Functional bone tissue engineering has arisen to address the need for implantable bone tissue in cases of trauma or disease. Some challenges to generating functional bone tissue have included the need to identify biocompatible substrates with appropriate mechanical properties, as well as a suitable cell source. Subsequently, human adipose-derived adult stem cells (hASCs) have been used in an assortment of tissue engineering applications in recent years. They are attractive cells for use in clinical applications due to their multi-lineage potential, relative abundance, and ease of harvest relative to other cell lines. The pluripotency of hASCs isolated from adipose tissue and used in the various studies described here has been tested by inducing both osteogenic and adipogenic differentiation pathways. These hASCs were then seeded on three different types of three-dimensional scaffolds. In the first study, hASC viability and proliferation were compared between custom-designed titanium implants and commercially available implants of the same composition. In the second study, viability and proliferation of hASCs were assessed for cell-seeded collagen-PCL sheath-core electrospun scaffolds. Osteogenic differentiation of hASCs on these scaffolds was also quantified. In the final study, islands-in-the-sea nanoporous fibers were designed and fabricated for bone tissue engineering applications. Initial cell viability was examined over a 4 week time period for hASCs seeded on the novel scaffolds.

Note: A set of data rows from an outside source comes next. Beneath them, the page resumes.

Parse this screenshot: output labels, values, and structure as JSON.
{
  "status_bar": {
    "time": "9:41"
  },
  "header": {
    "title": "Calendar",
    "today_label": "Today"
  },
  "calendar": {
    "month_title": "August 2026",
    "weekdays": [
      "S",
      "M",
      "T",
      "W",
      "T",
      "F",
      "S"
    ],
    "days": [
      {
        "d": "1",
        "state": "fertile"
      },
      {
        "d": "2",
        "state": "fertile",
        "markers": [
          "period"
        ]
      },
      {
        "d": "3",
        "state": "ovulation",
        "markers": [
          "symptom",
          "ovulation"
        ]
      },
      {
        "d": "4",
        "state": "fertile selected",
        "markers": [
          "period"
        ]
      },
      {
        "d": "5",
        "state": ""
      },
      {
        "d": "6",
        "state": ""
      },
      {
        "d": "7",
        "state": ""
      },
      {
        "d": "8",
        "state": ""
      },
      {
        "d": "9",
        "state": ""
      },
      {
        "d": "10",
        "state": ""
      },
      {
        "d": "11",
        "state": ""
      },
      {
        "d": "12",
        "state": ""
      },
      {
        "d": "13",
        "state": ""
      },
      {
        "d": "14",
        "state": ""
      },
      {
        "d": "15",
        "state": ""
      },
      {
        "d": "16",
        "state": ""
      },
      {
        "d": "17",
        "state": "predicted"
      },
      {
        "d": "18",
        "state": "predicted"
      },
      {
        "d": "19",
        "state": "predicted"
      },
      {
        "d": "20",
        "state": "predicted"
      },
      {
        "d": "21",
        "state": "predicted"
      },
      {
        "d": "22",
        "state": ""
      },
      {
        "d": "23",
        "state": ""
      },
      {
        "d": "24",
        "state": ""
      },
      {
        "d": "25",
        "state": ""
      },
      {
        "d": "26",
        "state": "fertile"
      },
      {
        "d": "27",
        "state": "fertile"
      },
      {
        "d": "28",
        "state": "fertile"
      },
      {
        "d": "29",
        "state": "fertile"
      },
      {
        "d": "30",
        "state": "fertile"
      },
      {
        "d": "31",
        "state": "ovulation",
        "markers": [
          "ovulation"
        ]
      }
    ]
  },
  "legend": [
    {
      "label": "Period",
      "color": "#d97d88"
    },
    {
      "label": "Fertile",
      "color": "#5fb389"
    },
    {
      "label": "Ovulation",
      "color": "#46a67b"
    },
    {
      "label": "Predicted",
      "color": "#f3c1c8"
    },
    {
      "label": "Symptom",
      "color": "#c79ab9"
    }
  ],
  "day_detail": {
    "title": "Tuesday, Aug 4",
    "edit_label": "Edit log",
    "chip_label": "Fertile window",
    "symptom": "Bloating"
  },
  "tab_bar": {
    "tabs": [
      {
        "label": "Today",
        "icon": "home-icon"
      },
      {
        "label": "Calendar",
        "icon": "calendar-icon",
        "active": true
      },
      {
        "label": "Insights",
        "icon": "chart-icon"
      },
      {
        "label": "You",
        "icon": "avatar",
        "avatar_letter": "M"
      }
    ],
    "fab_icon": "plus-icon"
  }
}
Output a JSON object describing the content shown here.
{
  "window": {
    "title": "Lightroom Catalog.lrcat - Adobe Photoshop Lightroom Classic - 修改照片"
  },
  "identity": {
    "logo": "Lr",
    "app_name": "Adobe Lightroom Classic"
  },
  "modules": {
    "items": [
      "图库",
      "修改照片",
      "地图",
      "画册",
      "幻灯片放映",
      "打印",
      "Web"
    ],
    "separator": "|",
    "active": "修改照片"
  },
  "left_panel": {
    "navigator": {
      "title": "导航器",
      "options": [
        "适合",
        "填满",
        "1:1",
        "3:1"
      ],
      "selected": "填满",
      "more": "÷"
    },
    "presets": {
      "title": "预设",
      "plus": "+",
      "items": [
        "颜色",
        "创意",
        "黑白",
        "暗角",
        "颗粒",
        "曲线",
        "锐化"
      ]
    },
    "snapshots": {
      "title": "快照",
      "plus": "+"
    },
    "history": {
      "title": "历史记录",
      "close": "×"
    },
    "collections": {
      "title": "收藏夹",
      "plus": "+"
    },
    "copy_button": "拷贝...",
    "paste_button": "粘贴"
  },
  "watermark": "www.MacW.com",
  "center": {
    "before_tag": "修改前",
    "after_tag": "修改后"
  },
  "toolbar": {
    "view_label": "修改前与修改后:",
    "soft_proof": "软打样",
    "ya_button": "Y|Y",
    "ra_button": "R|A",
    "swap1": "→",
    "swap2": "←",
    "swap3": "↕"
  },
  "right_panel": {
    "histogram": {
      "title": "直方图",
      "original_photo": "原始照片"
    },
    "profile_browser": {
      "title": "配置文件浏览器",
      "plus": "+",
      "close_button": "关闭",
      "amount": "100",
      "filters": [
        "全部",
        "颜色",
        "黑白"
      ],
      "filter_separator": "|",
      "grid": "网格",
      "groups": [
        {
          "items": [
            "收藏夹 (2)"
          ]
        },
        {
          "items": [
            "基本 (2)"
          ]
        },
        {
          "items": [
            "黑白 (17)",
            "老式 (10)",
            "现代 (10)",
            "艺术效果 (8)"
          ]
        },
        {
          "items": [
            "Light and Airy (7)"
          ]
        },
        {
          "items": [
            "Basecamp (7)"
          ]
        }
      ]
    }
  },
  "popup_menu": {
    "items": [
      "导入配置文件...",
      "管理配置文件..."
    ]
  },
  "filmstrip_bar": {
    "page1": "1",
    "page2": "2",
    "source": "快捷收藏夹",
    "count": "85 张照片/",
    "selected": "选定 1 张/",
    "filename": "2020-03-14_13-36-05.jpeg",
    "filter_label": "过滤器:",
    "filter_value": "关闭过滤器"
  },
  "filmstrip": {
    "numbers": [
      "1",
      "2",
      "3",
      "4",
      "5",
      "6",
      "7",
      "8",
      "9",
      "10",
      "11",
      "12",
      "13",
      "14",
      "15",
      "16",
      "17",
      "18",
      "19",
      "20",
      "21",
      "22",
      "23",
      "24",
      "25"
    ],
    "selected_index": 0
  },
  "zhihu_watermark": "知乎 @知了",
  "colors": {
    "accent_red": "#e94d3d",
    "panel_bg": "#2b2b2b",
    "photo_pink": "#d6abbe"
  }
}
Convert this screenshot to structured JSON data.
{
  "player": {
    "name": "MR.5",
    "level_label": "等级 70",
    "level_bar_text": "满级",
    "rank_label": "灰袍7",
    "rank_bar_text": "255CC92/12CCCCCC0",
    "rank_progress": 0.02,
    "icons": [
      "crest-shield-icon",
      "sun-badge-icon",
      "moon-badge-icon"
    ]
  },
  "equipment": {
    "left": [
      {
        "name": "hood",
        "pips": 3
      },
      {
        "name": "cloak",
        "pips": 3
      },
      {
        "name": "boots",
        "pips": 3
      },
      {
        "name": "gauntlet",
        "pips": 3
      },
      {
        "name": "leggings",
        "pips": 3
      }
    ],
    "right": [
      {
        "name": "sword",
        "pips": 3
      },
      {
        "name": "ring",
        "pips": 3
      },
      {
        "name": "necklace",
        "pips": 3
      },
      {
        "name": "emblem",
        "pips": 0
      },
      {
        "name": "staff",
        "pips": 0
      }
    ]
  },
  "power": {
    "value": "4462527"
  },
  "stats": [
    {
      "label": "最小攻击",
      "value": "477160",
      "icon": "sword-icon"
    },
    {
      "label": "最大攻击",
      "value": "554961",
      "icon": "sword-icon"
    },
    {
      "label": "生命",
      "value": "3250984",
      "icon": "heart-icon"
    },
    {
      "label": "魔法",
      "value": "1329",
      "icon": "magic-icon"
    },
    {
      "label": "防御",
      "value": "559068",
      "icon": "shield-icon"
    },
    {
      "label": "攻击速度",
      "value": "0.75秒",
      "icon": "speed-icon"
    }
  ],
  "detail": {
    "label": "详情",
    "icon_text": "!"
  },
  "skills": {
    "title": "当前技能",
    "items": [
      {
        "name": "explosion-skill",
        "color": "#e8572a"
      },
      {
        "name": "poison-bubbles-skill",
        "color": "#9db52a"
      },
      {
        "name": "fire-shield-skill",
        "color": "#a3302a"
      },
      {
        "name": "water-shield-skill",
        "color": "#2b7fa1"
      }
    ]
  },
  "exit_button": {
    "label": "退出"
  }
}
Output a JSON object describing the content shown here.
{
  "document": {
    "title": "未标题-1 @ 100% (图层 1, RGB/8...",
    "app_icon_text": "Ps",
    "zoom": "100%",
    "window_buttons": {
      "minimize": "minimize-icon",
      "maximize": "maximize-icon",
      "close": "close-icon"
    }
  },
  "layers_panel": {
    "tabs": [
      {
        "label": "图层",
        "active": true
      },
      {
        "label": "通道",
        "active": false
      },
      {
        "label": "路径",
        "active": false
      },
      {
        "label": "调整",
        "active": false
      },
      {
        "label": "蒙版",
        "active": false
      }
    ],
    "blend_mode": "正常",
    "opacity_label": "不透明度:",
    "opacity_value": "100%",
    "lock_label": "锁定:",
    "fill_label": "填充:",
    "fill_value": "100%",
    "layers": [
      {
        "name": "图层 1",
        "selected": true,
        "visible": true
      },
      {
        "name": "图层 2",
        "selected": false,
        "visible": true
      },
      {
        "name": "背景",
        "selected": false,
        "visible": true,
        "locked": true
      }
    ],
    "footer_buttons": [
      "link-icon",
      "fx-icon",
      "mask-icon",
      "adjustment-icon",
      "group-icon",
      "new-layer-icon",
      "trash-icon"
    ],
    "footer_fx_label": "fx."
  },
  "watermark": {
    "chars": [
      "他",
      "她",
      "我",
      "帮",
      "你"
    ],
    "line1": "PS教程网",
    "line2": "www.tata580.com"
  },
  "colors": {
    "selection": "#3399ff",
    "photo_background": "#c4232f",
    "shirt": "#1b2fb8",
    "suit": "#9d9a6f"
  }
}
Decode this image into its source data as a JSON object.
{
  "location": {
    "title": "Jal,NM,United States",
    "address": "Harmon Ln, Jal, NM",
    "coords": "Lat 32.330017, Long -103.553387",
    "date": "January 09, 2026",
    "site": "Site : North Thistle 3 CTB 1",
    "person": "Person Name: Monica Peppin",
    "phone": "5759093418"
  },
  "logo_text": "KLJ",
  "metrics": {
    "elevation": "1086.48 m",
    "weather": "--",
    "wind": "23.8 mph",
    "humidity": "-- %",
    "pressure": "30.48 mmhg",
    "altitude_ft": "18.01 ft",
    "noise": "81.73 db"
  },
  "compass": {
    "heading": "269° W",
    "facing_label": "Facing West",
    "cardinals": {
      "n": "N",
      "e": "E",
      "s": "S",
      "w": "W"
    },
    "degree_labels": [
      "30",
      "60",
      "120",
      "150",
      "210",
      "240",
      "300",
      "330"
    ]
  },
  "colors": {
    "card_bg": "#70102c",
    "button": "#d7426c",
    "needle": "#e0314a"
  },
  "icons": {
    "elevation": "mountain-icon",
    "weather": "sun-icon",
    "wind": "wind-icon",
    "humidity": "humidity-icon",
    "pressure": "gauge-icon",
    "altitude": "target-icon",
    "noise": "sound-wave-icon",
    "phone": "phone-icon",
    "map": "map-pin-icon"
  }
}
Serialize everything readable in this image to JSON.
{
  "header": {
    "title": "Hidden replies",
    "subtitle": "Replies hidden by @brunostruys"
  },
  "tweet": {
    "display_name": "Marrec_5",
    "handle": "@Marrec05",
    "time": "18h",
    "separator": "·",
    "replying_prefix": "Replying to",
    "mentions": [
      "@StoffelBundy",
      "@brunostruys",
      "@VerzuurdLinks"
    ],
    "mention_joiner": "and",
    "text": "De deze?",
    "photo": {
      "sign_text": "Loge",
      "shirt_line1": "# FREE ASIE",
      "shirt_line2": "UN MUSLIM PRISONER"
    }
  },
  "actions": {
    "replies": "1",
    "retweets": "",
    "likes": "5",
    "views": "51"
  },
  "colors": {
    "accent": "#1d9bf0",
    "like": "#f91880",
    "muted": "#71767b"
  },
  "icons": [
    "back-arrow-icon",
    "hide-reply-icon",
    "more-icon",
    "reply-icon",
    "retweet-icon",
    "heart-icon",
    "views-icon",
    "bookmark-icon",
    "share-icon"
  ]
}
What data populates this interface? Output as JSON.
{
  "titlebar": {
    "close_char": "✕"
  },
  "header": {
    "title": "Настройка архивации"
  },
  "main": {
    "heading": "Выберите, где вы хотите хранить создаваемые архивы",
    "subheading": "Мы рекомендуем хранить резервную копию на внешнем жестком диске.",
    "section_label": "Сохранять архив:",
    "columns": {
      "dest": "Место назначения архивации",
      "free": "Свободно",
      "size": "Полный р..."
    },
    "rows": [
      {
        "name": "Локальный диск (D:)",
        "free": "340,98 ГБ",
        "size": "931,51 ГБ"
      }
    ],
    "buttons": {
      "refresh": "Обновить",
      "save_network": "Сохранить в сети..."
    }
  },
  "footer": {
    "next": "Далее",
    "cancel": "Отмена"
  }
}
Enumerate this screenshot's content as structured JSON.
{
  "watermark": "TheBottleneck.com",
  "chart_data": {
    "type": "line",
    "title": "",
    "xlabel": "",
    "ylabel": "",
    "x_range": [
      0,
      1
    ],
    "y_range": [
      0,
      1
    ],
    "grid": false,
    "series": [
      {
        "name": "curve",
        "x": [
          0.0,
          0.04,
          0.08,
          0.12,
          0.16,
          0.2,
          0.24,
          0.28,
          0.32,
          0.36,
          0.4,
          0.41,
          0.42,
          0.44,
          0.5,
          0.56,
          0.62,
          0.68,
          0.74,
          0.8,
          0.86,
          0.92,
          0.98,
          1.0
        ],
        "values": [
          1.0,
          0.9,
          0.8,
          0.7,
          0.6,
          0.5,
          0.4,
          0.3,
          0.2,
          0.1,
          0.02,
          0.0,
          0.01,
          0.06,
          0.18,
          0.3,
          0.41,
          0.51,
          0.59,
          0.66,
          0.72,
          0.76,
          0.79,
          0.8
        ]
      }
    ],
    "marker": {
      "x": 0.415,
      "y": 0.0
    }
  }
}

Titanium implants are commonly used in medical procedures such as hip replacements. There is a need however, to design patient specific titanium scaffolds. An important factor in scaffold acceptance by the body is osseointegration, or bone ingrowth. Micromotion between the implant and surrounding tissue can hinder osseointegration, and ultimately lead to implant failure. Using computed tomography (CT) data, micromotion can be minimized by designing patient-specific implants. Implants from these designs can then be fabricated by electron beam melting (EBM) using titanium powder, built layer by layer to the appropriate specifications. In this study, hASCs were used to validate the effects of EBM processing when compared to commercially available medical-grade titanium implants. Results suggest EBM fabricated porous scaffolds promote hASC proliferation and do not adversely affect biocompatibility.
Natural polymers have also been investigated for bone tissue engineering applications. This study describes the design of electrospun fibers, which are on a similar size scale to the native collagen fibrils found in human bone tissue. Polycaprolactone (PCL) electrospun fibers were coated with type I collagen, a natural component of bone, during a co-axial electrospinning process, generating a sheath-core fiber morphology. Human ASCs seeded on the scaffolds were differentiated down the osteogenic lineage, and calcium deposition was compared to that of hASCs seeded on uncoated PCL scaffolds. The results indicated the collagen coating increased cell spreading and osteogenic differentiation of hASCs seeded on the sheath-core electrospun scaffolds.
Nanoporous fibers are also desirable for bone tissue applications, as the micropores should enhance nutrient delivery and waste removal. In the final study, melt spun islands-in-the-sea fibers were extruded with a polylactic acid (PLA) sea matrix and islands comprised of EastONE, a water-dispersible sulfopolyester. The EastONE polymer was also added to the sea matrix in various concentrations, yielding micropores within the PLA sea after washing. These fibers were then knitted into three-dimensional fabrics, and the physical properties characterized. Microscopic observations revealed the presence of micropores throughout the fiber structure. Removal of the EastONE additive was also confirmed by weight loss measurements obtained before and after washing. Human ASCs were cultured on these three-dimensional fabrics for four weeks in vitro, and examined for cell viability. Confocal images confirmed the presence of viable hASCs throughout the four week culture period on both solid and porous scaffolds.